As competition and productivity demands escalate employers require graduates that can add value to the business from day one. Flow on initiatives and changes are planned in all business programs at Macquarie, as technological change means that communication, critical thinking, problem solving and collaboration will provide the value added component of personal services.
Whilst the skill set identified by employers as required in accounting graduates include expert technical skills, technological proficiency, critical thinking, problem solving and communication skills, the required mix of each skill is changing with an increased importance placed on the soft skills.
Typically accounting programs merely touch on soft skills in technical units however to be effective and ensure that graduates are work ready, the Macquarie accounting program will embed the required skills across all units in the program and incorporate real business problems and experiential learning.
Specifically the accounting program will embed activities that facilitate a questioning mind, emotional intelligence, creativity, entrepreneurial attributes, an innovative mind-set, collaboration, global awareness and ethics.
It is proposed, that in the Macquarie accounting program, technical units will be consolidated and rationalised to incorporate interdisciplinary material, reflecting the diversity of thoughts and experiences required by accountants today and in the future.
New methods of delivery and assessments will be embedded including interactive case studies and business simulations where students learn and apply technical content to real life scenarios using creativity and innovation.
Technology will be integrated in units and, key to the success of the accounting bachelor program, is the planned investment by Macquarie in quality and tailored staff development programs for accounting academics and partnerships with the business community.

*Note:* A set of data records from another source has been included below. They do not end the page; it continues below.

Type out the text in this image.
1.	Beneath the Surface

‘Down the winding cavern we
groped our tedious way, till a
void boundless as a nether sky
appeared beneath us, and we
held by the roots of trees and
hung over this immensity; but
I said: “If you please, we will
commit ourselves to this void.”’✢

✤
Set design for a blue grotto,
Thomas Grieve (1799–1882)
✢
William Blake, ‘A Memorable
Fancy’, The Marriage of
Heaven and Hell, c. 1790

One of the first initiatives includes significant changes made to the first year accounting units to be offered in 2016. Both first year units have been revised to focus on student engagement in the discipline, an understanding of the role of accounting in business, communication, teamwork, critical thinking, technology in accounting and governance.
This is quite different to the previous focus on technical accounting entries that occurred in the past. The units also include interdisciplinary material to encourage a more contextual understanding of accounting’s role in business.